The goal of this program is to encourage women to live healthier lifestyles and become more physically active through either walking or participation in a fun activity that offers health benefits, like yoga, gardening, biking, etc. In order to do this, women were not only incentivized through weekly challenges and prizes, but were invited to monthly workshops, group walks and healthy cooking demonstrations.
“This year the program garnered greater growth in community partners and corporate support. Additionally, several local employers allowed the city to either offer the program to their employees as part of their wellness initiative or assisted us in the recruitment of participants,” explains Evonda Thomas, director of Evanston’s Health Department. “We believe that this level of support speaks directly to the great need for this type of information and programming in the community.”

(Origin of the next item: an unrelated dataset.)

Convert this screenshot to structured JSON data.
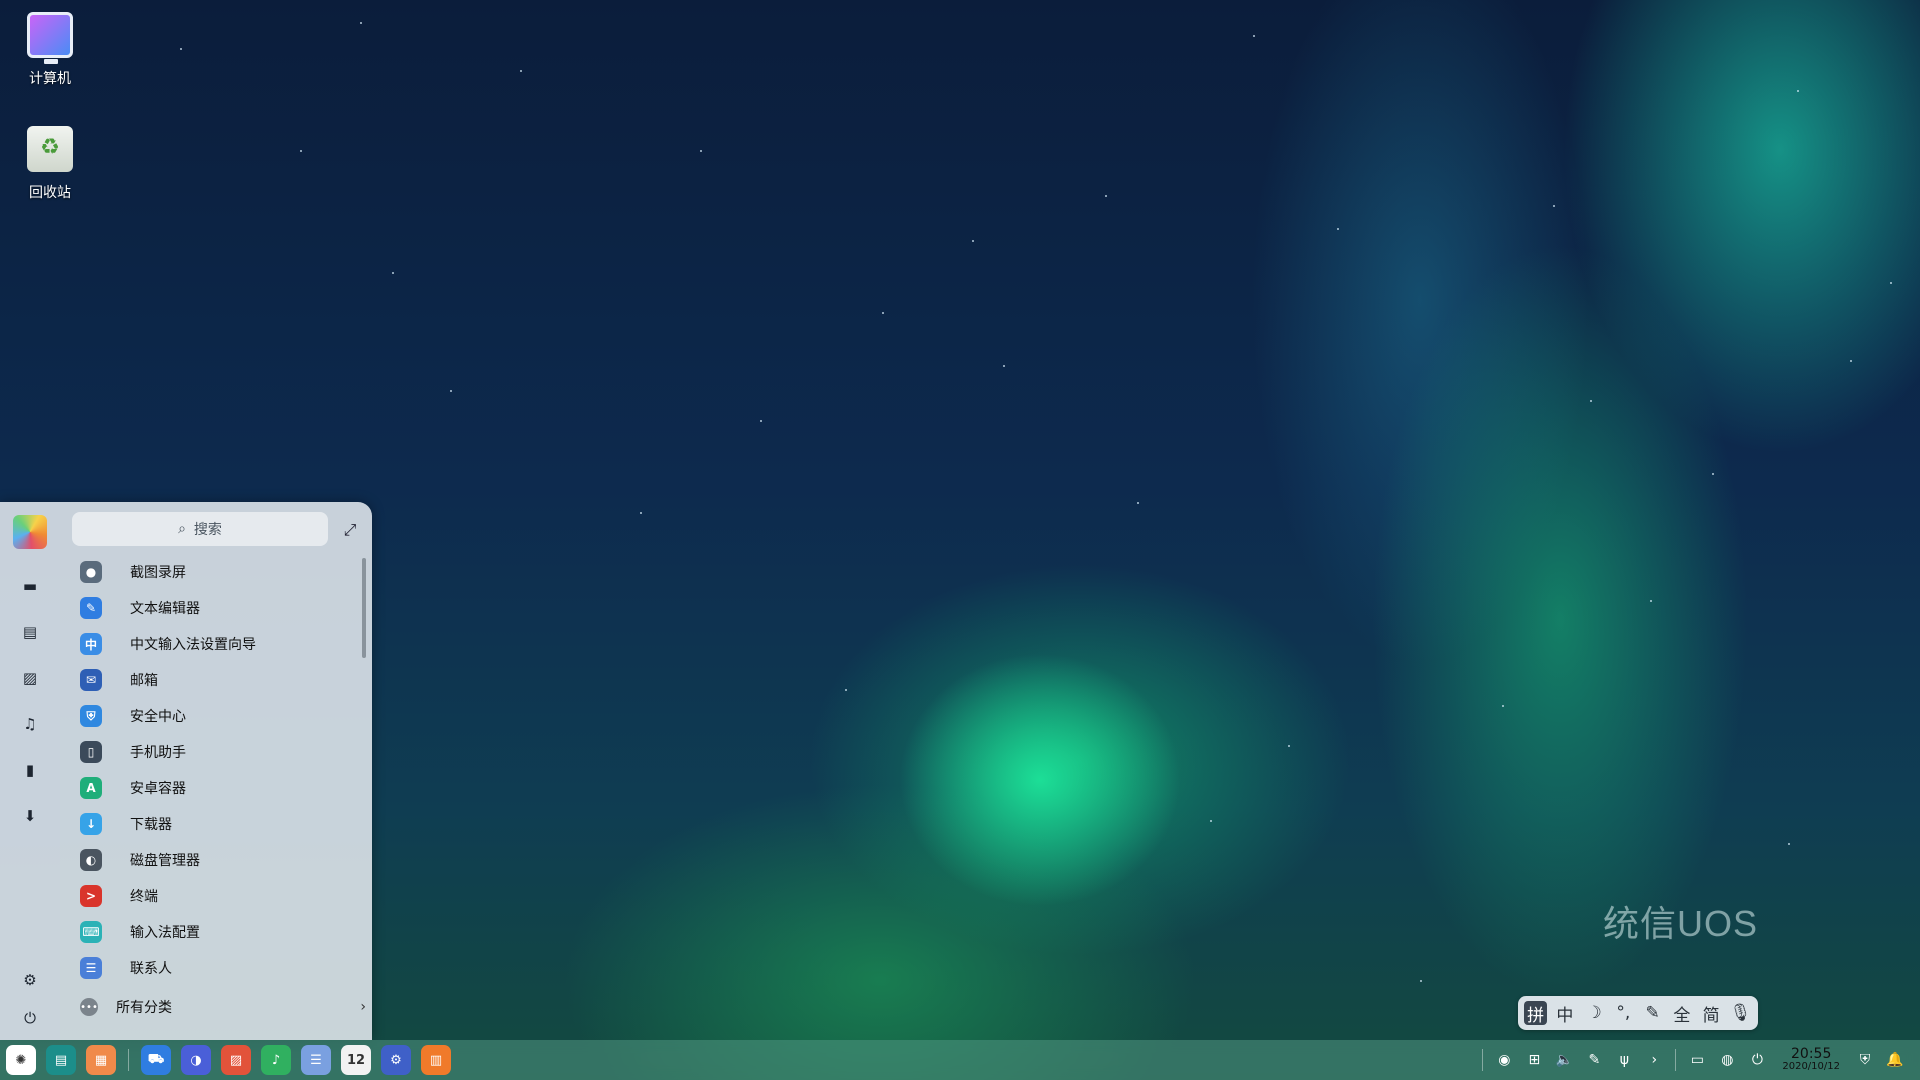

As a campaign, the 2010 WOW women accounted for approximately 208 million steps, with the top performer, Debbie O’Connor, accounting for over 3 million of those steps. Throughout this program the city received many “success stories” of individuals who have lost weight, improved overall physical fitness, have reduced stress levels, and have received valuable tools to improve their health and the health of their family members.

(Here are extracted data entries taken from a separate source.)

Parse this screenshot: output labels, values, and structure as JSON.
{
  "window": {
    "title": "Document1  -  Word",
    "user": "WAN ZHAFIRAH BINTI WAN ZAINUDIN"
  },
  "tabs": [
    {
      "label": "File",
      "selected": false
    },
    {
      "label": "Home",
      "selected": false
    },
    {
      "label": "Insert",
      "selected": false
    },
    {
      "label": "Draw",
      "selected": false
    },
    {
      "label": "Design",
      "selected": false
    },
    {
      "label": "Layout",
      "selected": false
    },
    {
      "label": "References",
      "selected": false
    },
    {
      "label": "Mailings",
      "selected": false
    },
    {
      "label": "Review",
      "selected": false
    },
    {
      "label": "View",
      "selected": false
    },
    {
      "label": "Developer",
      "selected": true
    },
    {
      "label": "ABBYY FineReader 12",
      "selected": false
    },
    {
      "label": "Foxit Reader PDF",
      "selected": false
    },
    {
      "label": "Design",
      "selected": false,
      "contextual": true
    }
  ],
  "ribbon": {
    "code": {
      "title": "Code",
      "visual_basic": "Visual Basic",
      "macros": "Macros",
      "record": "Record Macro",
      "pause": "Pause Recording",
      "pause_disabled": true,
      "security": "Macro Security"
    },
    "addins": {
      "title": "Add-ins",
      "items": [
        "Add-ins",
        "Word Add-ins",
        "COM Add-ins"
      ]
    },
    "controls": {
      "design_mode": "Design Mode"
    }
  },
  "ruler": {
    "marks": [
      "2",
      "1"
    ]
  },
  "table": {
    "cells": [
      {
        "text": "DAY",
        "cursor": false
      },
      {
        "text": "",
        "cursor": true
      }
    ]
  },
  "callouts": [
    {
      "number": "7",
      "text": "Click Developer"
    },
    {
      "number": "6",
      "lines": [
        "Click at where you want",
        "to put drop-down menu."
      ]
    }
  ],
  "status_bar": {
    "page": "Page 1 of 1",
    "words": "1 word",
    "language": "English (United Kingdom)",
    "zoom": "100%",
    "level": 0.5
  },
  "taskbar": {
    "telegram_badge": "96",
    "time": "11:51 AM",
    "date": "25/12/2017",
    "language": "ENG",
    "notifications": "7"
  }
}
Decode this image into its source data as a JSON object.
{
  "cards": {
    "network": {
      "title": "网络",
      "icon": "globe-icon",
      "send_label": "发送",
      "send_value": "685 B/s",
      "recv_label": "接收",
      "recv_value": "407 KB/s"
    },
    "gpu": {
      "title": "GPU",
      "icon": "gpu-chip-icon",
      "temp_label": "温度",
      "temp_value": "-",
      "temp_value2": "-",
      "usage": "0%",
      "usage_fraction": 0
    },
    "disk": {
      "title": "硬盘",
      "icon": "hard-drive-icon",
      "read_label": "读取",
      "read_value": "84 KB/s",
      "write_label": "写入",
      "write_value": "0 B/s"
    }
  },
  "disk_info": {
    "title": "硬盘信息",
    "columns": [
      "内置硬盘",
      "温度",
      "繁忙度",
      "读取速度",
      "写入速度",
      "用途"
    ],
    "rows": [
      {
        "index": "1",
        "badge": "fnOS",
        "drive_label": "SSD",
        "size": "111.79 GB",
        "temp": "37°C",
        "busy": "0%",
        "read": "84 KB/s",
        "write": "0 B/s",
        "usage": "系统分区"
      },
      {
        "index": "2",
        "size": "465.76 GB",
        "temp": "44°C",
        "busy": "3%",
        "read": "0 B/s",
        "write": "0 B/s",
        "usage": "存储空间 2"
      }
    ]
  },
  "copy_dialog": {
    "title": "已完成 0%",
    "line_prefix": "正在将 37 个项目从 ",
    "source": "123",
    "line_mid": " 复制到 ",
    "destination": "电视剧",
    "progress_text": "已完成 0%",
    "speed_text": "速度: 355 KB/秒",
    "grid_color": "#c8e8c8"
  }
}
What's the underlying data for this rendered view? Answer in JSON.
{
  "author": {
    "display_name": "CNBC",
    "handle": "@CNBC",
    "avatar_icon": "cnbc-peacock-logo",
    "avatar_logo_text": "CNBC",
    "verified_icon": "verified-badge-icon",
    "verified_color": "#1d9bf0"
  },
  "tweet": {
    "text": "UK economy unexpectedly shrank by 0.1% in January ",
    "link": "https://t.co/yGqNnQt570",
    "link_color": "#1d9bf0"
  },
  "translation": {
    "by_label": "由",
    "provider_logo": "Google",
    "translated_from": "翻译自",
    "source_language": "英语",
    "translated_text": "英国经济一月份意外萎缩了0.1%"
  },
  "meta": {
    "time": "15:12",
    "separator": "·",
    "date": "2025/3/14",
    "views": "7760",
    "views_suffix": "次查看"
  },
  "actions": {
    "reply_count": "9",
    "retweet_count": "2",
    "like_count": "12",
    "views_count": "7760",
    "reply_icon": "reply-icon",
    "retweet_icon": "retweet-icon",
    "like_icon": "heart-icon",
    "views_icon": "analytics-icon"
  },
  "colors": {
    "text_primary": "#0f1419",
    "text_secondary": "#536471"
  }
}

To put 208 million steps into perspective, according to thewalkingsite.com, the average person’s stride length is approximately 2.5 feet long. That means it takes just over 2,000 steps to walk one mile, and 10,000 steps is close to 5 miles. So, the WOW program’s participants accounted for approximately 104,000 miles walked collectively.
Equally as encouraging are the reports from dedicated walkers who are interested in the health benefits of walking, but are more appreciative of the defined time that they had to spend with family, friends, co-workers and neighbors. They also share feedback on the importance of empowering women.
“Thank you for providing this opportunity again. One of my teammates lost 17 pounds and walked 20,000 more steps each week over last year. It was a great way to encourage those of us who need a little kick in the pants to get started,” says participant Chris VanderPal.
“Although educating the community on the health benefits of a more physically active lifestyle was the program’s main focus, one of the greatest program accomplishments was the participant diversity; WOW walkers represent various age groups, races/ethnicities, socioeconomic backgrounds, etc. WOW brings us one step closer to achieving our goal of creating a healthier Evanston,” says Thomas.
And, Evanston has another health initiative coming up: Walk Week, August 30—September 3. To mark the beginning of the school year, the City of Evanston’s Health Department promoting Walk Week, a one week program during the first week of school, to promote physical activity in children.